Or un procès, c'est comme un débat du 2ème tour de l'élection présidentielle ou une discussion technique..
Et à force de ne faire que de la comm .. (alors que déjà elle ne partait pas d'un gros niveau de travail et de rigueur), Marine le Pen n'a pas préparé son procès avec le sérieux qu'il fallait..
Résultat: elle s'est enferrée dans ses réponses, n'a apporté aucun élément factuel pour contredire les éléments de l'accusation (qui eux étaient factuels et documentés).
Rappelons le "Je crois que Marine sait tout cela" de W de St-Just (https://www.midilibre.fr/2024/11/05/marine-sait-tout-ca-au-proces-des-assistants-parlementaires-du-rn-marine-le-pen-de-retour-a-la-barre-12305348.php ) ou la défense nulle de Bruno Gollnisch ( https://www.laprovence.com/article/france-monde/1228370978649315/au-proces-du-rn-la-defense-decalee-de-bruno-gollnisch )
Dire "ce n'est pas moi" ou "on veut ma mort politique" comme un Sarkozy ou un Fillon ne donne rien du tout..
Résultat logique: Le Pen a été condamnée et tous ses sbires, qui eux non plus n'avaient rien préparé, aussi..
A noter que Bardella, qui aurait pu être jugé et condamné, s'en tire, pour l'instant, les c.. nettes .. pour une histoire de prescription... https://www.bfmtv.com/politique/assistants-parlementaires-du-rn-jordan-bardella-vise-par-une-plainte_AD-202503270032.html
Pour l'explication complète de la décision des juges: https://www.sudouest.fr/politique/marine-le-pen/marine-le-pen-condamnee-et-ineligible-ce-que-les-juges-lui-reprochent-et-comment-ils-ont-raisonne-23856343.php
et surtout, via Le Monde, les attendus, que voici, qui expliquent bien les raisons de la condamnation de Le Pen et de la fameuse exécution provisoire .. Le Pen n'a qu'à s'en prendre à son système de défense (d'autant plus qu'en 2023, elle a déjà été condamnée et a remboursée près de 300000 euros).
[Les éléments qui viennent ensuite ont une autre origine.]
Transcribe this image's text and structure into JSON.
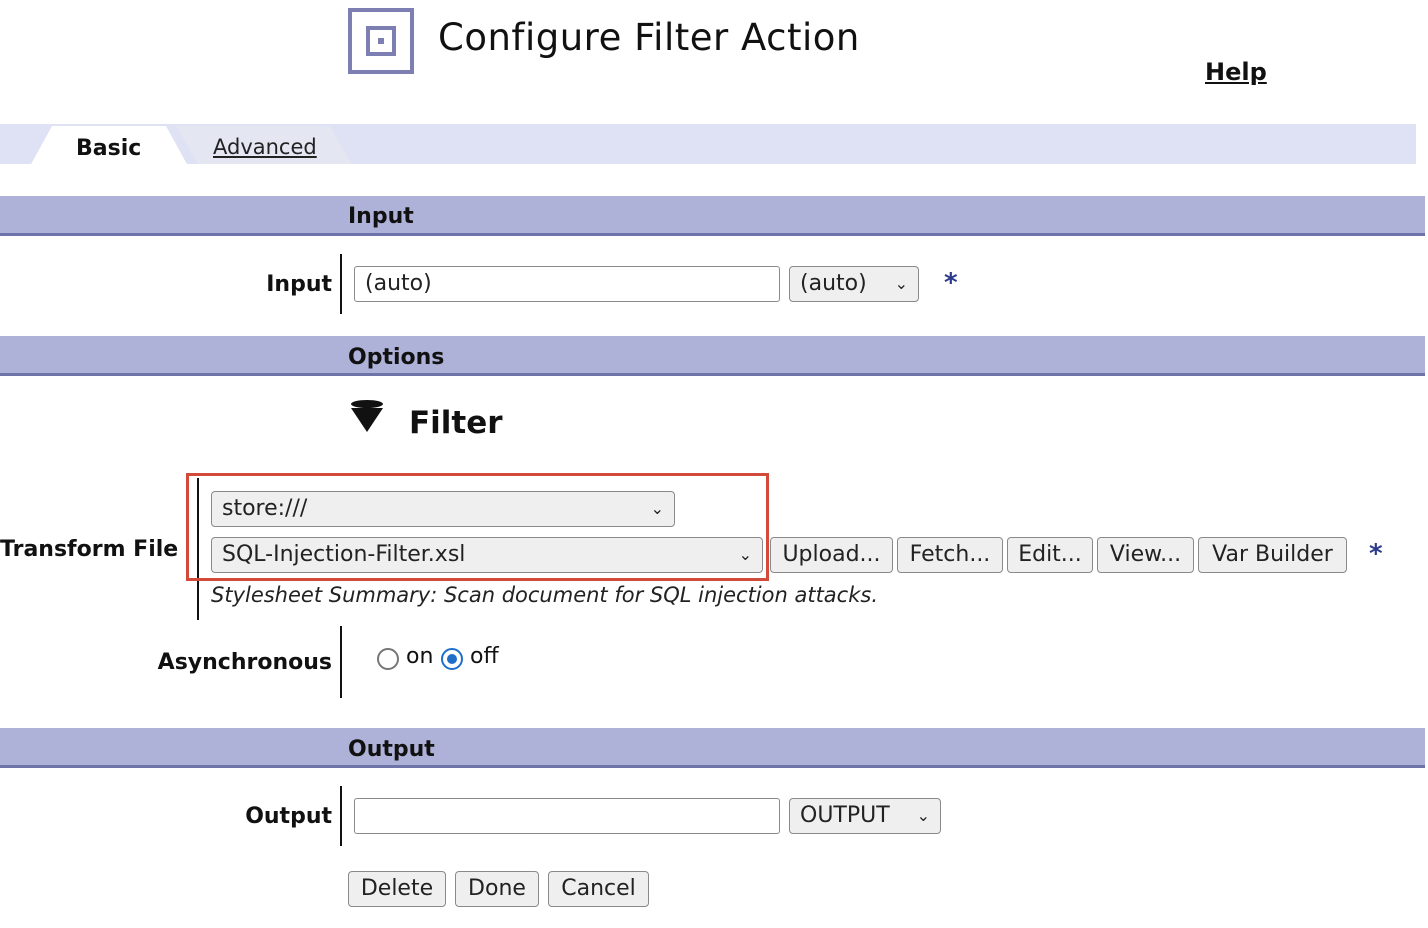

C’est par un délibéré de 152 pages que le tribunal de Paris a argumenté sa décision dans l’affaire des assistants parlementaires européens du Front national, devenu Rassemblement national (RN) en 2018. En voici les principaux attendus.]
(…)
Les faits de détournement de fonds publics et de recel de ce délit reprochés aux députés et aux assistants parlementaires
Neuf députés européens, Fernand Le Rachinel, Bruno Gollnisch, Marine Le Pen, Louis Aliot, Marie-Christine Arnautu, Mylène Troszczynski, Dominique Pierron épouse Bilde, Nicolas Bay et Marie Christine Boutonnet sont poursuivis pour détournement de fonds publics, infraction prévue à l’article 432-15 du code pénal. Douze assistants parlementaires, Thierry Légier, Micheline Bruna, Guillaume L’Huillier, Yann Maréchal, Catherine Griset, Gérald Gérin, Jeanne Pavard, Julien Odoul, Loup Viallet, Timothée Houssin, Charles-Henri Hourcade et Laurent Salles sont poursuivis pour recel de détournement de fonds publics. (…)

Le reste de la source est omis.